My fellow PNG blogger Malum Nalu‘s cucumber patch.

This article from Australian-based news source The Age, is a good example of what I like to call, literal discrimination.

In Papua New Guinea at the moment, there’s a lot of controversy over something called “carbon trading.” Now, as many of you may never have heard of this, I’ll give a brief explanation.

There are laws in place in some countries that limit the amount of pollution a business can produce. This is a good thing. But there are also laws in those same countries which allow these businesses to pollute more if they can afford to. This is not such a good thing.

If a business wants to produce more pollution than it’s limited to, it contacts people who pollute less and pays them a fee for the privilege. It’s like a tax. The theory is that those who can produce less pollution will do so because it costs less to do so and that those who produce almost no pollution in the world will be rewarded for doing so. Like all theories though, it’s problematic in practice.

For Papua New Guinea, the problem has become acute. There’s no legislation in place for a start. The country is barely thirty years old and is still dealing with coming into the industrial age, let alone the post-modern one. If you think you have a hard time understanding carbon trading with all your basic knowledge of economics and the environment, imagine what the average PNG village person thinks of it as. The article gives us some idea:

they think they’re setting up a deal to suck oxygen from the trees to create a big tank in the west

Quite obviously, the potential for carbon trading to be abused is massive and one of the keys to its abuse is literacy.

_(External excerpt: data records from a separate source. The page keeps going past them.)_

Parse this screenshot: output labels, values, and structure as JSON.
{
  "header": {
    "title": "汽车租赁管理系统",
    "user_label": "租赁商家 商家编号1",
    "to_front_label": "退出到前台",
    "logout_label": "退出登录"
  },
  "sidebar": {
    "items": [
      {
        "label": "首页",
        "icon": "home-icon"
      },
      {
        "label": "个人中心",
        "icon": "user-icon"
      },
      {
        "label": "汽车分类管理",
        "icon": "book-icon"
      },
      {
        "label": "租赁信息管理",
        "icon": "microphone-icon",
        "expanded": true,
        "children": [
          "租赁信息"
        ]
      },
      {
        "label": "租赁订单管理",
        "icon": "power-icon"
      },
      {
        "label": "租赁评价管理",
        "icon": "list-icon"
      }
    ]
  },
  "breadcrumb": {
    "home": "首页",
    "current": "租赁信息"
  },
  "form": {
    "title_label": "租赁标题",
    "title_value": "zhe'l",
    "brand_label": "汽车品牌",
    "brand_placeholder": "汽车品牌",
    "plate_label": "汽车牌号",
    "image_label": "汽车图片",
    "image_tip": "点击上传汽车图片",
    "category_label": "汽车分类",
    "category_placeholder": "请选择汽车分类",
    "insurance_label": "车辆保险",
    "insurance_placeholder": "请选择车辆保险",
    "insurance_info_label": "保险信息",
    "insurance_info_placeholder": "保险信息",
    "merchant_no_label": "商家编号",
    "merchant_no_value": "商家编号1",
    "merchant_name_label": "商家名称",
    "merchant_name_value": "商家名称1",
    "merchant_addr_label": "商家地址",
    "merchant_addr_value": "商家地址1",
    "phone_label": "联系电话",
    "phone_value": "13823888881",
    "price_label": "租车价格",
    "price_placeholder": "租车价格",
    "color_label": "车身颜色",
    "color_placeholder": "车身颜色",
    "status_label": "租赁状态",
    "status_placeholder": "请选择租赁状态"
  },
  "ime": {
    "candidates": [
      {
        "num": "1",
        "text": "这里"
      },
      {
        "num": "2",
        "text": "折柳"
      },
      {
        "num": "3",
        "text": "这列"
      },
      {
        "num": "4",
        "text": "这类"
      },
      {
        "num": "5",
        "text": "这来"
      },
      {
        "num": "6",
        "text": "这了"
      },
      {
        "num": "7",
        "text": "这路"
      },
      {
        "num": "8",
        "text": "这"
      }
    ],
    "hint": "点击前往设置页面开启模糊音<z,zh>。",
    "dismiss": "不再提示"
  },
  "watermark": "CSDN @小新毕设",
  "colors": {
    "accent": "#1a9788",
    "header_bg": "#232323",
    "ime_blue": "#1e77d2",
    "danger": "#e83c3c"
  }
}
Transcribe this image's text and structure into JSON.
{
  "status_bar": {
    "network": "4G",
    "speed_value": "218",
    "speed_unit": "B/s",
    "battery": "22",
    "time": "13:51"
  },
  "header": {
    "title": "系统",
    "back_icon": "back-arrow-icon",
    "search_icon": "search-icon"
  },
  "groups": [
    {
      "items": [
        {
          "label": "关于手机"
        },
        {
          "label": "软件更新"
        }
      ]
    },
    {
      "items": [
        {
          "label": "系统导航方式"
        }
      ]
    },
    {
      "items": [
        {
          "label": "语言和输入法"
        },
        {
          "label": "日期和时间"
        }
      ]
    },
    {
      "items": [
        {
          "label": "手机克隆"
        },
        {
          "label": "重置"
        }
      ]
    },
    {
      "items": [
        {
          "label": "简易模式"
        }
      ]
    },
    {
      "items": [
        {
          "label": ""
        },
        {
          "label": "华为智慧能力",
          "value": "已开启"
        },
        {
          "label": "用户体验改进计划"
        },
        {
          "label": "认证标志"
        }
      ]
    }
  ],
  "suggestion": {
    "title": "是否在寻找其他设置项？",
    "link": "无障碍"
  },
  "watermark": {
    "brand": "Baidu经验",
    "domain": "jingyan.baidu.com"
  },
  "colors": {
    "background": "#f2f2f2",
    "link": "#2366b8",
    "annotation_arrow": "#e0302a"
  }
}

How many of you feel up to reading a 48-page legal document? Anyone? Imagine if it was in a foreign language! Now imagine what it looks like when you are not literate in any language – even your own.

There are some pages of this document available for us to read courtesy of the blog Papua News Guinea. This page in particular shows how villagers are effectively signing over control of their land.

Although, once bitten by previous schemes, some villagers are reluctant to do trust these documents, the fact that figures as powerful as the prime-minister’s nephew are involved in these injustices indicates how potentially lucrative they can be.

While literacy does not prevent injustice from arising in people’s hearts, it can prevent the schemes that result.